Peter Graf is suave, sophisticated, well-read. He likes to make jokes, lots of jokes, none of which I get because his English is spotty. I want to like him, and I see that he wants me to like him, but I'm uneasy in his presence because I know the history. He's the German Mike Agassi. A former soccer player, a tennis fanatic, he started Stefanie playing before she was out of diapers. Unlike my father, however, Peter never stopped managing her career and her finances, and he spent two years in jail for tax evasion.
I should have expected it: The first thing Peter wants to see in Nevada isn't Hoover Dam or the Strip but my father's ball machine.

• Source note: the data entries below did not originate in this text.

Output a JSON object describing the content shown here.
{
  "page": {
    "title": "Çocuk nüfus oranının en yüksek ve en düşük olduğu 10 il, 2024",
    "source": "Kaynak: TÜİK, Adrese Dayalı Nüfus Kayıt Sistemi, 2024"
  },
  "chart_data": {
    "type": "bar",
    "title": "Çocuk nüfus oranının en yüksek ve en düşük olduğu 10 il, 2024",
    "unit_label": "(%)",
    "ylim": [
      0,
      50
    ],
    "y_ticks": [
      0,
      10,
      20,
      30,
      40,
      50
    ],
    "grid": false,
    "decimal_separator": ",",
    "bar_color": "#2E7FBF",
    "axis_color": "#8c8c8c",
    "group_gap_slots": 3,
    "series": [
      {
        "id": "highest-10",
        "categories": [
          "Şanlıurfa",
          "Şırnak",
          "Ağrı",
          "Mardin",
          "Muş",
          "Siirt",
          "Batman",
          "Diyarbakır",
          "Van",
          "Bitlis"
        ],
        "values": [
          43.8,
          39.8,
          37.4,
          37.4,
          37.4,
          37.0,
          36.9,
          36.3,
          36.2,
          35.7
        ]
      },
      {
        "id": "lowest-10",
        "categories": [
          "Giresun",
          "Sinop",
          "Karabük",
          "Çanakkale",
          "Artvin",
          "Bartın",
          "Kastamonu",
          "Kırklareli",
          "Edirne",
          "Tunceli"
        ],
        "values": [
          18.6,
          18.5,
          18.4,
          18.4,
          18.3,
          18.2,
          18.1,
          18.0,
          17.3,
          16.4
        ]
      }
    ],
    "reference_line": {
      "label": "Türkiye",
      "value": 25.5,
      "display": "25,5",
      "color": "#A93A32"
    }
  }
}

My father doesn't do well with people who don't speak perfect English, and he doesn't do well with strangers, so I know we have two strikes on us as we walk through my parents' front door. I'm relieved, however, to see that sport is a universal language, that these two men, both former athletes, know how to use their bodies to communicate, through swings and gestures and grunts. My father takes us to his backyard court and wheels out the dragon. He revs the motor, raises the pedestal high. He's talking nonstop, shouting to be heard above the dragon—blissfully unaware that Peter doesn't understand a word.
Go stand there, my father tells me.
He hands me a racket, points me to the other side of the court, aims the machine at my head. Demonstrate, he says.
I'm having shuddering, violent flashbacks. Peter positions himself behind me and watches while I hit. Ahh, he says. Ja. Good.
My father clicks the dial until the balls are coming almost in twos. I don't have time to bring back my racket and hit the second ball. Peter scolds me for missing. He takes the racket, pushes me aside. This, he says, is the shot you should have had. You never had this shot. He shows me the famous Stefanie Slice, which he claims to have taught her.
My father is livid. He comes around the net, shouting: That slice is bulls---! If Stefanie had this shot, she would have been better off. He then demonstrates the two-handed backhand he taught me. With this shot, my father says, Stefanie would have won 32 Slams!
The two men can't understand each other, yet they're having a heated argument. I turn my back, concentrate on hitting balls. I hear Peter mention my rivals, Sampras and Patrick Rafter, and my father responds with Stefanie's nemeses, Monica Seles and Lindsay Davenport. My father then uses a boxing analogy, and Peter howls in protest.